Por precaução, Cezira Furtin, 57, coordenadora do Centro de Acolhida para Refugiados da Cáritas, organiza encontros de refugiados, duas vezes por semana, em que orienta os jovens sobre os direitos e deveres no Brasil. "É uma aula em que, basicamente, dizemos a eles: "Presta atenção, rapaz.'

No Sesc, a professora Rosângela esforça-se para fazer os refugiados entender o país que os acolheu. "Passo para eles e discuto uma série de documentários sobre o povo brasileiro, sua formação e índole. É incrível ver os olhos deles se iluminarem ao perceber o tanto que a África impregna a vida brasileira", diz.

Na semana passada, os alunos da professora foram levados até o teatro da Pontifícia Universidade Católica, no bairro de Perdizes, para assistir a "Turistas & Refugiados", peça sobre o drama dos desterrados.

Eles riram muito na cena em que o ator Carlos Moreno falava sobre as fantasias sexuais de um turista em férias, um momento delicioso do roteiro. Na hora, porém, em que os atores interpretavam os refugiados do título da peça, fecharam-se os semblantes dos meninos.

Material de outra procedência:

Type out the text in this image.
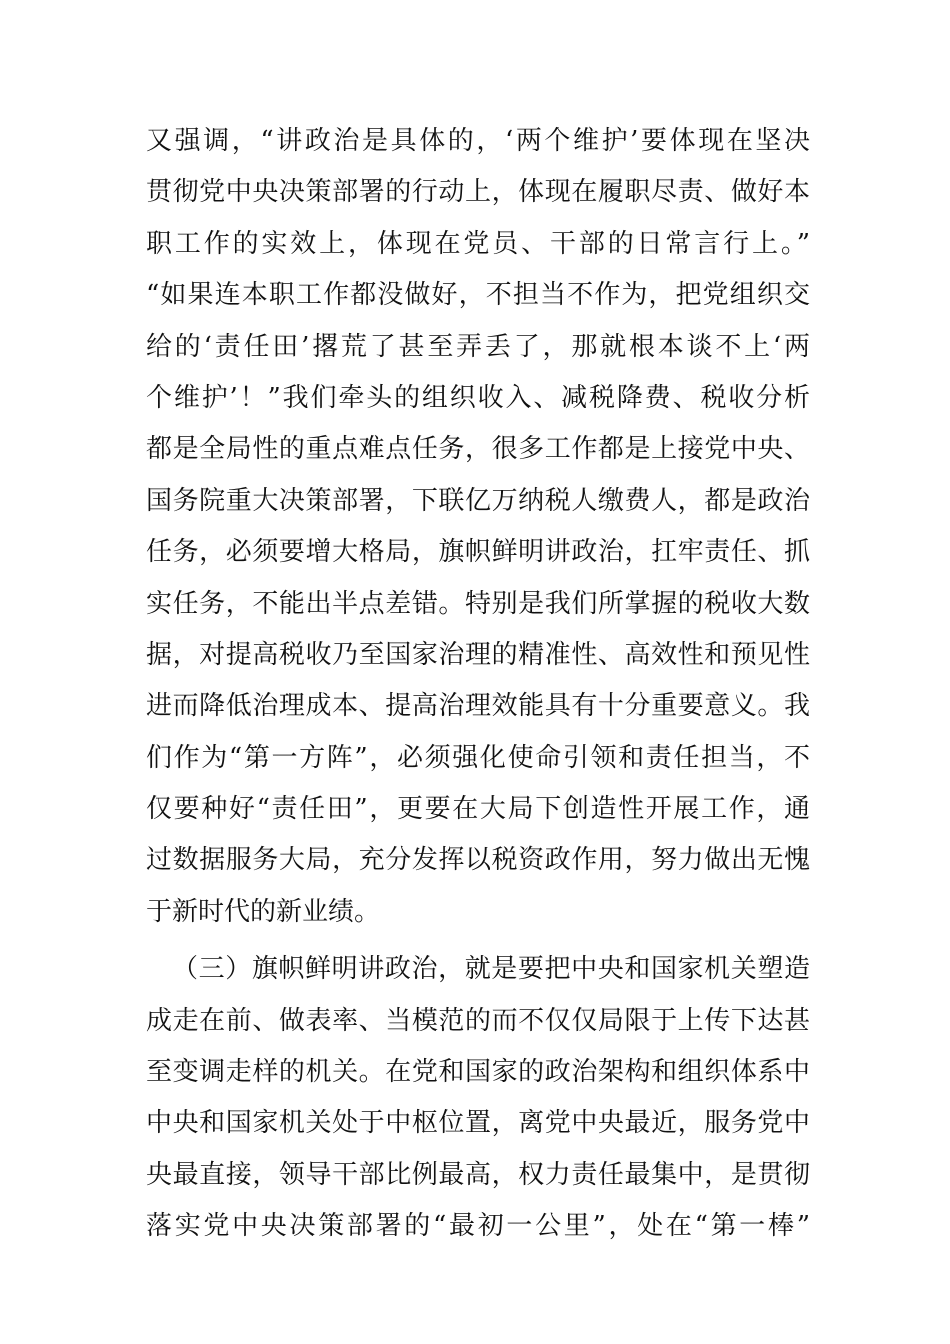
又强调，“讲政治是具体的，‘两个维护’要体现在坚决
贯彻党中央决策部署的行动上，体现在履职尽责、做好本
职工作的实效上，体现在党员、干部的日常言行上。”
“如果连本职工作都没做好，不担当不作为，把党组织交
给的‘责任田’撂荒了甚至弄丢了，那就根本谈不上‘两
个维护’！”我们牵头的组织收入、减税降费、税收分析
都是全局性的重点难点任务，很多工作都是上接党中央、
国务院重大决策部署，下联亿万纳税人缴费人，都是政治
任务，必须要增大格局，旗帜鲜明讲政治，扛牢责任、抓
实任务，不能出半点差错。特别是我们所掌握的税收大数
据，对提高税收乃至国家治理的精准性、高效性和预见性
进而降低治理成本、提高治理效能具有十分重要意义。我
们作为“第一方阵”，必须强化使命引领和责任担当，不
仅要种好“责任田”，更要在大局下创造性开展工作，通
过数据服务大局，充分发挥以税资政作用，努力做出无愧
于新时代的新业绩。
（三）旗帜鲜明讲政治，就是要把中央和国家机关塑造
成走在前、做表率、当模范的而不仅仅局限于上传下达甚
至变调走样的机关。在党和国家的政治架构和组织体系中
中央和国家机关处于中枢位置，离党中央最近，服务党中
央最直接，领导干部比例最高，权力责任最集中，是贯彻
落实党中央决策部署的“最初一公里”，处在“第一棒”
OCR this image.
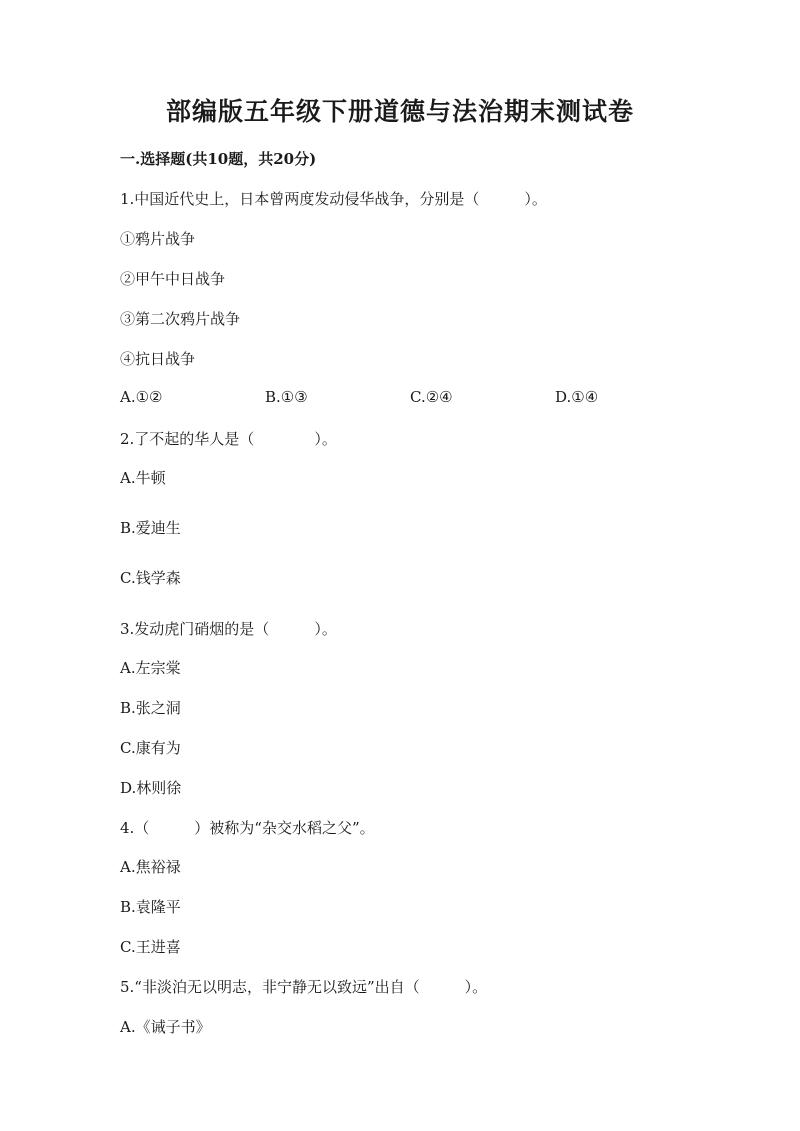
部编版五年级下册道德与法治期末测试卷
一.选择题(共10题，共20分)
1.中国近代史上，日本曾两度发动侵华战争，分别是（　　　）。
①鸦片战争
②甲午中日战争
③第二次鸦片战争
④抗日战争
A.①②	B.①③	C.②④	D.①④
2.了不起的华人是（　　　　）。
A.牛顿
B.爱迪生
C.钱学森
3.发动虎门硝烟的是（　　　）。
A.左宗棠
B.张之洞
C.康有为
D.林则徐
4.（　　　）被称为“杂交水稻之父”。
A.焦裕禄
B.袁隆平
C.王进喜
5.“非淡泊无以明志，非宁静无以致远”出自（　　　）。
A.《诫子书》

Todos os atores brancos, representados com famílias e malas, trajando figurinos antiquados lembrando europeus em fuga do nazismo, eram o retrato em negativo dos jovens que os assistiam -solitários, chegados sem malas nem suvenires. "Mas o buraco que ficou na vida deles, imagino, deve ser o mesmo que eu sinto", dizia ao fim do espetáculo um aluno congolês, que fugiu depois de ter o pai assassinado e a mãe seqüestrada (ela até hoje está desaparecida). Primogênito em uma família numerosa, o rapaz sabia: "O próximo seria eu."